Copy Cat Rocky Mountain Chocolate Factory Apples
Ingredients
- 8 large Granny Smith apples
- 1 can of evaporated milk
- ¼ cup whipping cream
- ¼ pound butter 1 stick
- 1 ¼ cups corn syrup light or dark
- 1 ¼ cups brown sugar
- 1 teaspoon salt
- 1 teaspoon pure vanilla extract
- Ideas for Toppings: dark and white chocolate chocolate chips, M&M’s, crushed candy bars, nuts, sprinkles, coconut
Instructions
- Clean the apples thoroughly by bringing a large pan of water to a boil. Using a slotted spoon, dip apples in boiling water for a few seconds, then dry with paper towels to remove any wax from the peel.
- Set apples aside until completely cool. Insert a wooden stick firmly into the bottom of each apple for a handle.
- Line a baking sheet with parchment paper.
- In a large saucepan, combine milk, whipping cream, butter, corn syrup, sugar, and salt, stirring over medium-high heat. Bring the mixture to a boil, stirring constantly, then reduce heat to medium.
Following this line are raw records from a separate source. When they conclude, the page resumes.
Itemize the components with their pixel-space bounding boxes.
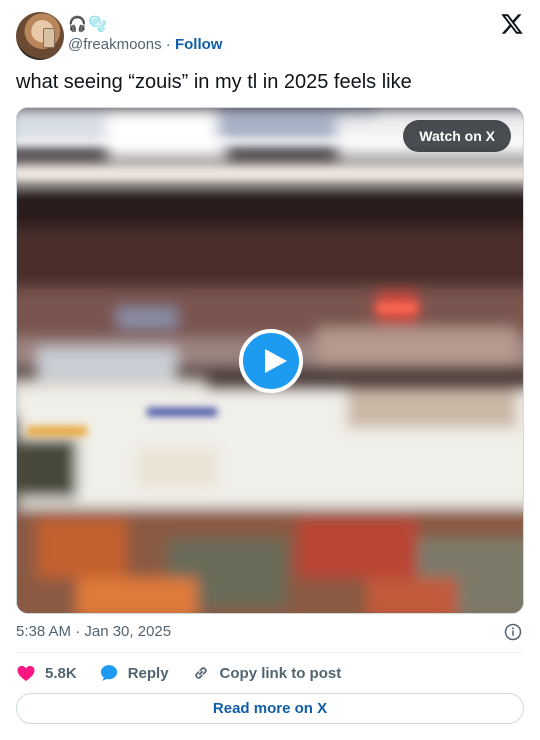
handle-row: @freakmoons · Follow bbox=[68, 36, 222, 54]
video-player[interactable]: Watch on X bbox=[16, 107, 524, 614]
reply-action[interactable]: Reply bbox=[99, 663, 169, 683]
bubbles-emoji: 🫧 bbox=[88, 15, 108, 33]
copy-link-action[interactable]: Copy link to post bbox=[191, 663, 342, 683]
watch-on-x-button[interactable]: Watch on X bbox=[403, 120, 511, 152]
read-more-button[interactable]: Read more on X bbox=[16, 693, 524, 724]
timestamp-row: 5:38 AM · Jan 30, 2025 bbox=[16, 622, 524, 642]
reply-icon bbox=[100, 665, 117, 681]
play-button[interactable] bbox=[239, 329, 303, 393]
action-bar: 5.8K Reply Copy link to post bbox=[16, 661, 524, 685]
tweet-header: 🎧 🫧 @freakmoons · Follow bbox=[16, 12, 524, 60]
reply-label: Reply bbox=[127, 664, 169, 682]
x-logo-icon[interactable] bbox=[500, 12, 524, 36]
info-icon[interactable] bbox=[504, 623, 522, 641]
like-action[interactable]: 5.8K bbox=[16, 663, 77, 683]
link-icon bbox=[194, 667, 207, 679]
display-name[interactable]: 🎧 🫧 bbox=[68, 14, 107, 34]
handle-separator: · bbox=[161, 36, 175, 53]
play-icon bbox=[265, 349, 287, 373]
heart-icon bbox=[17, 665, 35, 681]
follow-link[interactable]: Follow bbox=[175, 36, 223, 53]
tweet-text: what seeing “zouis” in my tl in 2025 fee… bbox=[16, 71, 412, 93]
copy-link-label: Copy link to post bbox=[219, 664, 342, 682]
avatar[interactable] bbox=[16, 12, 64, 60]
tweet-embed-card: 🎧 🫧 @freakmoons · Follow what seeing “zo… bbox=[0, 0, 540, 740]
avatar-phone-detail bbox=[43, 28, 55, 48]
headphones-emoji: 🎧 bbox=[68, 15, 87, 33]
like-count: 5.8K bbox=[45, 664, 77, 682]
user-handle[interactable]: @freakmoons bbox=[68, 36, 162, 53]
divider bbox=[16, 652, 524, 653]
timestamp-link[interactable]: 5:38 AM · Jan 30, 2025 bbox=[16, 623, 171, 640]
- Cook until a candy thermometer reads 248 degrees F (120 degrees C), this will take about 25 to 30 minutes; stir constantly to prevent burning. To test: drop a teaspoon of the syrup, into a glass of cold water, it should form a firm ball when it’s ready.
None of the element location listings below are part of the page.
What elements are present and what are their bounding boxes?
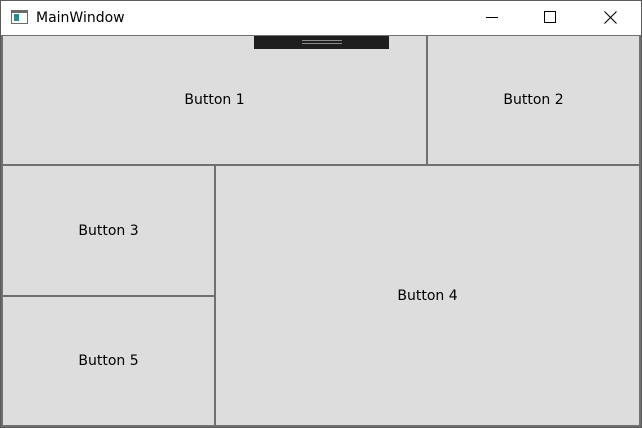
close-button[interactable]: [587, 1, 633, 33]
close-icon: [603, 10, 617, 24]
button-3[interactable]: Button 3: [1, 164, 216, 297]
button-1[interactable]: Button 1: [1, 35, 428, 166]
main-window: MainWindow Button 1 Button 2 Button 3 Bu…: [0, 0, 642, 428]
application-icon[interactable]: [11, 10, 28, 24]
grip-handle-icon[interactable]: [302, 40, 342, 44]
button-2-label: Button 2: [503, 92, 564, 108]
button-5[interactable]: Button 5: [1, 295, 216, 427]
button-4-label: Button 4: [397, 287, 458, 304]
minimize-icon: [486, 17, 498, 18]
button-1-label: Button 1: [184, 92, 245, 108]
title-bar[interactable]: MainWindow: [1, 1, 641, 35]
maximize-icon: [544, 11, 556, 23]
button-2[interactable]: Button 2: [426, 35, 641, 166]
button-3-label: Button 3: [78, 222, 139, 239]
maximize-button[interactable]: [527, 1, 573, 33]
button-4[interactable]: Button 4: [214, 164, 641, 427]
client-area: Button 1 Button 2 Button 3 Button 5 Butt…: [1, 35, 641, 427]
minimize-button[interactable]: [469, 1, 515, 33]
window-title: MainWindow: [36, 10, 125, 26]
debug-toolbar-strip[interactable]: [254, 36, 389, 49]
button-5-label: Button 5: [78, 353, 139, 369]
- Remove caramel from heat and stir in vanilla extract.
- Working quickly, dip each apple into the hot caramel to completely coat the apple and about 1/2 inch of the wooden handle.
- Sprinkle apples with any desired toppings while still hot. Or dip them into melted chocolates.
Love how many variations can be made with these delicious candy apples! My kids loved making these for an afternoon treat; perfect for fall!
wow, these caramelized apples are so sweet
wow, these caramelized apples are so sweet
I’m SO excited to have an authentic caramel apple recipe … one that doesn’t start with “unwrap and melt some caramels”. Now all I need is some good crunchy apples.
These look so cute and creative. The caramel coating will surely go well with the Tanginess of these apples. Yum
Oh I loved these as a kid. I will definitely be giving these a try this Halloween.
I hope I dont have to share these, making them today and hiding them! 🙂 delicious and my fall favorite of all time!
I loved the variety you provided for the caramel apples. You know it is fall when you see caramel apples.
This is such a fun recipe! I love the combination of juicy and tart Granny Smith apples with sweet caramel and chocolate!
When it says ‘one can of evaporated milk’ how much is that? I’m from australia and we have a 375ml can….. and I want to make these…. But need to know if the can size of different.
Thank you
It’s a 12 ounce can. 🙂
I tried your recipe this Christmas (I’m not much of a cook.) The apples turned out well but I had two issues.
1. I doubled the recipe (16) apples. After cooking for 30 minutes, it didn’t seem ready so I cooked for 60 minutes. Does that sound right?
2. The mix never got to 248F. The hottest I reached was about 225F. Why do you think that is?
I saved the recipe because I like to make these for our family at Christmas. Any advice would be appreciated.
Thank you!
It takes a long while to get to the temperature. I am wondering if maybe you should make a single batch next time, and do it twice instead of doubling the caramel. Perhaps it wouldn’t take quite so long?
I know this is a year old but maybe it will be helpful if you try again this year. If you are at altitude, you won’t hit the temp. For every 1000 feet above sea level, decrease the recipe temp by 2 degrees.
I appreciate you sharing that with me – I have never called myself a high altitude baker – I live in the plains where it is SUPER FLAT! 😉 Thanks for sharing your tips!